Pressures are not critical, but typically range between about 5 psig to about 300
psig. Suitably, the gas employed comprises from about 0.5 to about 50 percent hydrogen,
with the balance of the gas being substantially nonreactive or inert. Pure, or essentially
pure, hydrogen is, of course, suitable but is quite expensive and therefore need not
be used.

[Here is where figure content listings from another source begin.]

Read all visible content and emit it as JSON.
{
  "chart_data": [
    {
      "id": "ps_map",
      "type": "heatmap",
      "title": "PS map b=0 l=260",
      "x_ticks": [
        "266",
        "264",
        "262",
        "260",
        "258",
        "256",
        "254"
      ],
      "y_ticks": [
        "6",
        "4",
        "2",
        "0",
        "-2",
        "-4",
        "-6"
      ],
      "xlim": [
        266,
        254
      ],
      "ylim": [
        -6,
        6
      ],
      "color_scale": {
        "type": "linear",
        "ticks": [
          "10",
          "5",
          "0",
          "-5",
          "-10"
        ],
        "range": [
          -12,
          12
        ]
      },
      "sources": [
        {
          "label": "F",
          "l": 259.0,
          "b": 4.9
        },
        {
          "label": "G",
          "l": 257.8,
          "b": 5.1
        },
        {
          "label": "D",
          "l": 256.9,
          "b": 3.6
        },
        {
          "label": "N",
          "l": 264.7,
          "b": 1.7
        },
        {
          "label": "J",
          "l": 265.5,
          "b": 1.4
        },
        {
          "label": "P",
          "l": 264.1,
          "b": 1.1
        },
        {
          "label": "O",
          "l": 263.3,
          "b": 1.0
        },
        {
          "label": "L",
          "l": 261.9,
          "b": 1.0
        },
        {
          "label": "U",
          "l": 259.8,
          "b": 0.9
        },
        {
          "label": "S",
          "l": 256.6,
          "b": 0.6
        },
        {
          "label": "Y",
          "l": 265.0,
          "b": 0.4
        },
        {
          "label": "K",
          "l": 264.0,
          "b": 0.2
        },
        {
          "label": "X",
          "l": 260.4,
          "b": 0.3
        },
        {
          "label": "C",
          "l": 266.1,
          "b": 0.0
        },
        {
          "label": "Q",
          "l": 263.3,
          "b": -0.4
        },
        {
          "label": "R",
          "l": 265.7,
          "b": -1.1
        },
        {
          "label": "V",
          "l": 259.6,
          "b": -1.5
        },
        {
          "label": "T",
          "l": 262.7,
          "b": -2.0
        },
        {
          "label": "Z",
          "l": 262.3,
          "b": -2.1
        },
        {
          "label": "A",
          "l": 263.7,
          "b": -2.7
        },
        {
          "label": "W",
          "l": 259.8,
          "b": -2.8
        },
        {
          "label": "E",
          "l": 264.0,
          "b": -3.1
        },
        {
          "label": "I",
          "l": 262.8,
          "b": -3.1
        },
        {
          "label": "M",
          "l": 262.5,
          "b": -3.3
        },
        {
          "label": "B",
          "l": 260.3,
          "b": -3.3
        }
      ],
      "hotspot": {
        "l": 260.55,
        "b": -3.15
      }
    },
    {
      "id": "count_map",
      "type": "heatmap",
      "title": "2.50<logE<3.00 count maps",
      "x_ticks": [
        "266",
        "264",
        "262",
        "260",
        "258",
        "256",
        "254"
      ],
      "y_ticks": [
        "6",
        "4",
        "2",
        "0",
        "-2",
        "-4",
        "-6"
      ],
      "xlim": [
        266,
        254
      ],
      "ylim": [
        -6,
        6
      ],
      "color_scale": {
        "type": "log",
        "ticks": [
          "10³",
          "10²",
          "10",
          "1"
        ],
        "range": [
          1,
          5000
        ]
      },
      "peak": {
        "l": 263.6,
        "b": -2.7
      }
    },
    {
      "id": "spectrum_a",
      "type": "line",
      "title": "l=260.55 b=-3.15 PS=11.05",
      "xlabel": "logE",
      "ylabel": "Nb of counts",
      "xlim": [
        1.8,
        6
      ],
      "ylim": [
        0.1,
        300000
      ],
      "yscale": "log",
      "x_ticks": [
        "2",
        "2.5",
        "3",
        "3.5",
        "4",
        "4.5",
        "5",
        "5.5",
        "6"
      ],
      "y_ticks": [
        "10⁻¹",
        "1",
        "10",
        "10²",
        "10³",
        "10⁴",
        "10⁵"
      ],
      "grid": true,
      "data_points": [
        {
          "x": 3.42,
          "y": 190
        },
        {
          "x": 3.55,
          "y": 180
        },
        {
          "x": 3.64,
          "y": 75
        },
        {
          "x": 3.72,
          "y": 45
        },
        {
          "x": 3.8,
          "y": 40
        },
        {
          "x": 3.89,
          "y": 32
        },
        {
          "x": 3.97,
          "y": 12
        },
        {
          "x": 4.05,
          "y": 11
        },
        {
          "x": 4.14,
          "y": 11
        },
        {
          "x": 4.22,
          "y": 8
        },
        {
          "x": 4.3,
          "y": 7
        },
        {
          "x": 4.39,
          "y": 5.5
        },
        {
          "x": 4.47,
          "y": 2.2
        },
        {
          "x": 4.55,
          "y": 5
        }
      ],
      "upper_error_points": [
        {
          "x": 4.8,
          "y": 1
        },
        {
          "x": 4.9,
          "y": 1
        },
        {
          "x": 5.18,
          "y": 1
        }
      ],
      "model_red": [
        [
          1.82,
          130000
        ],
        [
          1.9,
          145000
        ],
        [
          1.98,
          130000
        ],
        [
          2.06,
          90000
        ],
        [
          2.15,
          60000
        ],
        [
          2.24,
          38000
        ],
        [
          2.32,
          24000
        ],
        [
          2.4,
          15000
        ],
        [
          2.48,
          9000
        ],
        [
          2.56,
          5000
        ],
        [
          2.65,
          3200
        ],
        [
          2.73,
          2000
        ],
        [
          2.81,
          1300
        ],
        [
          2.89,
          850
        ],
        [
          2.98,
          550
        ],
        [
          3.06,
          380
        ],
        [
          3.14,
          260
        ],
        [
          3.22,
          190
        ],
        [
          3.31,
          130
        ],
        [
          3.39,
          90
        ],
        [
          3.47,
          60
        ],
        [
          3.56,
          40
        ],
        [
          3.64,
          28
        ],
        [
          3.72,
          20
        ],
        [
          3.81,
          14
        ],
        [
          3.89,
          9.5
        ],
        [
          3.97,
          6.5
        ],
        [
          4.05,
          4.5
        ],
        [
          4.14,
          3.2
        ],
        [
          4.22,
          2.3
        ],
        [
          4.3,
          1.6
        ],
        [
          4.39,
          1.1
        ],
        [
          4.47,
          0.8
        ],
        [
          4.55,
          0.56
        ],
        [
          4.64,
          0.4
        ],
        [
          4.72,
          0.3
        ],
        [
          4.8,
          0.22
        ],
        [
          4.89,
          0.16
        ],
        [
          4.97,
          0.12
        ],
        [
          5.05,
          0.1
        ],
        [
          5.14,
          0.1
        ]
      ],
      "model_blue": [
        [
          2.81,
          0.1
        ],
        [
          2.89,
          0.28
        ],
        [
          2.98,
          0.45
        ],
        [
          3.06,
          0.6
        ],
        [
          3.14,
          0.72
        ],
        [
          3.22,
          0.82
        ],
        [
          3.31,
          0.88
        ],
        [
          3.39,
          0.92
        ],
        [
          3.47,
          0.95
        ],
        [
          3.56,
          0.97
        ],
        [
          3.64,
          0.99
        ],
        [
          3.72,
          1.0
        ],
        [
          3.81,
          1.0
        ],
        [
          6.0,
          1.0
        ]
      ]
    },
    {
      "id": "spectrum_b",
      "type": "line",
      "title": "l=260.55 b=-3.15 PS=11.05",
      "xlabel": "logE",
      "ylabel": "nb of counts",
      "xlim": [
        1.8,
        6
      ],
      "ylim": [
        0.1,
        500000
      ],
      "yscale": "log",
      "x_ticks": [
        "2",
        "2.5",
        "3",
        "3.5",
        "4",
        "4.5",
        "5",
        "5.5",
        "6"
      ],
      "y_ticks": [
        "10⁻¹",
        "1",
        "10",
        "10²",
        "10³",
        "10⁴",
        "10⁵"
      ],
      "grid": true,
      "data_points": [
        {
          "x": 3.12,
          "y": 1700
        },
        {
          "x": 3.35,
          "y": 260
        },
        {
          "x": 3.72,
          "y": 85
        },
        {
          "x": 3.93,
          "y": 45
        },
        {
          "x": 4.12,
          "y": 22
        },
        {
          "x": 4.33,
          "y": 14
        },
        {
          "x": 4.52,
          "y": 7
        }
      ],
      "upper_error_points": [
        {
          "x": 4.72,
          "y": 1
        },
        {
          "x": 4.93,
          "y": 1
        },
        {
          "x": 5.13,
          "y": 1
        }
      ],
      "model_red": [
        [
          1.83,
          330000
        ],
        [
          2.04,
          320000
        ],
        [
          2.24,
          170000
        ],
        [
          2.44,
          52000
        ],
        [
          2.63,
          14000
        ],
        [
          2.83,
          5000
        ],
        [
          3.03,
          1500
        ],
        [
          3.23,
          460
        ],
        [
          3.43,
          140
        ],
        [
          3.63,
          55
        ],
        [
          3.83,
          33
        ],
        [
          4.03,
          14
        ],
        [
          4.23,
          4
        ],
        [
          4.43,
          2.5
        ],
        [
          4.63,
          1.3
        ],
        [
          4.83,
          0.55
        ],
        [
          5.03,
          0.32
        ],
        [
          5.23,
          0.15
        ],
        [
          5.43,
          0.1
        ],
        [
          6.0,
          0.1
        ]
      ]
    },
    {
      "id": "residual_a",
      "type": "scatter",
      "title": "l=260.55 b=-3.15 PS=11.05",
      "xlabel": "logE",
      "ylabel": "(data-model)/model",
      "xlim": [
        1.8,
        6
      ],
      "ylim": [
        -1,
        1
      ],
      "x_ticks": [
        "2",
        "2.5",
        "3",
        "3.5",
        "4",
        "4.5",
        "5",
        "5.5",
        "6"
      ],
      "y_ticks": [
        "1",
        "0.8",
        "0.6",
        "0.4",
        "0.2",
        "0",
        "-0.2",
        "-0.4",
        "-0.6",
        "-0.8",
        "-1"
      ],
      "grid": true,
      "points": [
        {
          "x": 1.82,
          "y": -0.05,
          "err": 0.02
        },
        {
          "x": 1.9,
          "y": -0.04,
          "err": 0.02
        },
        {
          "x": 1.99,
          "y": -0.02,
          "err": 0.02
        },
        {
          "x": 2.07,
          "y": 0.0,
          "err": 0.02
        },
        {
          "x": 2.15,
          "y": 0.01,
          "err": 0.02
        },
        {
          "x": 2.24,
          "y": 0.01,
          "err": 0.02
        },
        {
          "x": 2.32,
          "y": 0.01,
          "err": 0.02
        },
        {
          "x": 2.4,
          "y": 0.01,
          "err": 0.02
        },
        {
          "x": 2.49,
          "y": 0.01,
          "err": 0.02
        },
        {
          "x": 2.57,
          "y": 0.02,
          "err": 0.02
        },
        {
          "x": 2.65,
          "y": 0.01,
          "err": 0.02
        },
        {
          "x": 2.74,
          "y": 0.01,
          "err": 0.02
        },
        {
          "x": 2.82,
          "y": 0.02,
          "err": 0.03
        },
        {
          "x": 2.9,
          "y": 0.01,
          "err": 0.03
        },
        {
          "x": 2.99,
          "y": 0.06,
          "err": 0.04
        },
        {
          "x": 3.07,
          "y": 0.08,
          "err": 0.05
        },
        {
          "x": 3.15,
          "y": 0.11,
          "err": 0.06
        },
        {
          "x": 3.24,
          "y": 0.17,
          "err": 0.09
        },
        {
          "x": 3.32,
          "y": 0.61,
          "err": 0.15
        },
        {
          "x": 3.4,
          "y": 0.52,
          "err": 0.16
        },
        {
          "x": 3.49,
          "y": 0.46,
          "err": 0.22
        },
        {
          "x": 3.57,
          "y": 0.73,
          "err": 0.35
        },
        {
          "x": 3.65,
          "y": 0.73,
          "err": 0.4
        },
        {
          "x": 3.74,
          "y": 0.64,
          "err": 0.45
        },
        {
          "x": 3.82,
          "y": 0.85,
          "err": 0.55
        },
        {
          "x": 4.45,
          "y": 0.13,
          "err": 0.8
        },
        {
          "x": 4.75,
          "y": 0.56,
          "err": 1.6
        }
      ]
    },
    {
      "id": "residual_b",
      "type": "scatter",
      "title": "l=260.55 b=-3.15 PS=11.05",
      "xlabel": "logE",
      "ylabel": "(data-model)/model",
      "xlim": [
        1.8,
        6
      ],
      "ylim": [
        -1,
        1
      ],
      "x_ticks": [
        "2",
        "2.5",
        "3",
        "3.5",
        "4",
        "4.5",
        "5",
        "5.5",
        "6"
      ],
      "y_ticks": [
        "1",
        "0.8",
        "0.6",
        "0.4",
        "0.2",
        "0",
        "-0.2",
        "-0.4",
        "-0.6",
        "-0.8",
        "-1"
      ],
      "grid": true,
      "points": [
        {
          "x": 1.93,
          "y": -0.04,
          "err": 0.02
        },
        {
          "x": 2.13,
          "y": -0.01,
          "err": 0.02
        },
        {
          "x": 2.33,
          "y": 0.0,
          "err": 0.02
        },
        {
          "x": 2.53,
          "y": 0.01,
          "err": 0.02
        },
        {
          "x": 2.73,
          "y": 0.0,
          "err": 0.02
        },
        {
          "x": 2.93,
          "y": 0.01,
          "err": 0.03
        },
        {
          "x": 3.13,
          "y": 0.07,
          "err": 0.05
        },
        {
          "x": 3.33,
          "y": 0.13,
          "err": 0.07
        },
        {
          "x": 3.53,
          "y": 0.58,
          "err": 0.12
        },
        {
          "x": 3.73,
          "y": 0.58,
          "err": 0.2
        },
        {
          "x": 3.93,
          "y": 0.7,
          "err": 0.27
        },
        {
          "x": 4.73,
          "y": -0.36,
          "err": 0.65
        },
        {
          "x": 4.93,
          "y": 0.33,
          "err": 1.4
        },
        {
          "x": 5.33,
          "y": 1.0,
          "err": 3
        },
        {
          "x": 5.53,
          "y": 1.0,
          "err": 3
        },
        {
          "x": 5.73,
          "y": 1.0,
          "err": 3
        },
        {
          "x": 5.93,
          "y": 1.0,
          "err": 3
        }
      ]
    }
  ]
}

The concentration of the hydrogen in the treating gas and the necessary duration
of such treatment, and temperature of treatment, are interrelated, but generally the
time of treating the catalyst with a gaseous mixture such as described ranges from
about 0.1 hour to about 48 hours, and preferably from about 0.5 hour to about 24 hours,
at the more preferred temperatures.
[0034] The catalyst of a reactor may be presulfided, prior to return of the reactor to service.
Suitably a carrier gas, e.g., nitrogen, hydrogen, or admixture thereof, containing
from about 500 to about 2000 ppm of hydrogen sulfide, or compound, e.g., a mercaptan,
which will decompose in situ to form hydrogen sulfide, at from about 700°F to about
950°F, is contacted with the catalyst for a time sufficient to incorporate the desired
amount of sulfur upon the catalyst.
[0035] It is apparent that various modifications and changes can be made without departing
from the spirit and scope of the present invention, the outstanding feature of which
is that the octane quality of various hydrocarbon feedstocks, inclusive particularly
of paraffinic feedstocks, can be upgraded and improved.
[0036] In the patent specification, the following conversions apply:
Temperatures in °F are converted to °C by subtracting 32 and then dividing by 1.8.
Mass and weight in pounds (lb) is converted to kg by multiplying by 0.45359.
Volumes expressed in standardized cubic feet (scf) are converted to litres by multiplying
by 28.316.
Volumes (of liquid) expressed in barrels (B or Bbl) are converted to m3 by multiplying by 0.159.
Pressures expressed in pounds per square inch (psi) or pounds per square inch gauge
(psig) are converted to kPa by multiplying by 6.895.
Amounts of heat expressed in British Thermal units are converted to kJ by multiplying
by 1.055.
[0037] The abbreviation "¢" stands for U.S. cents, and "atm" stands for "atmosphere".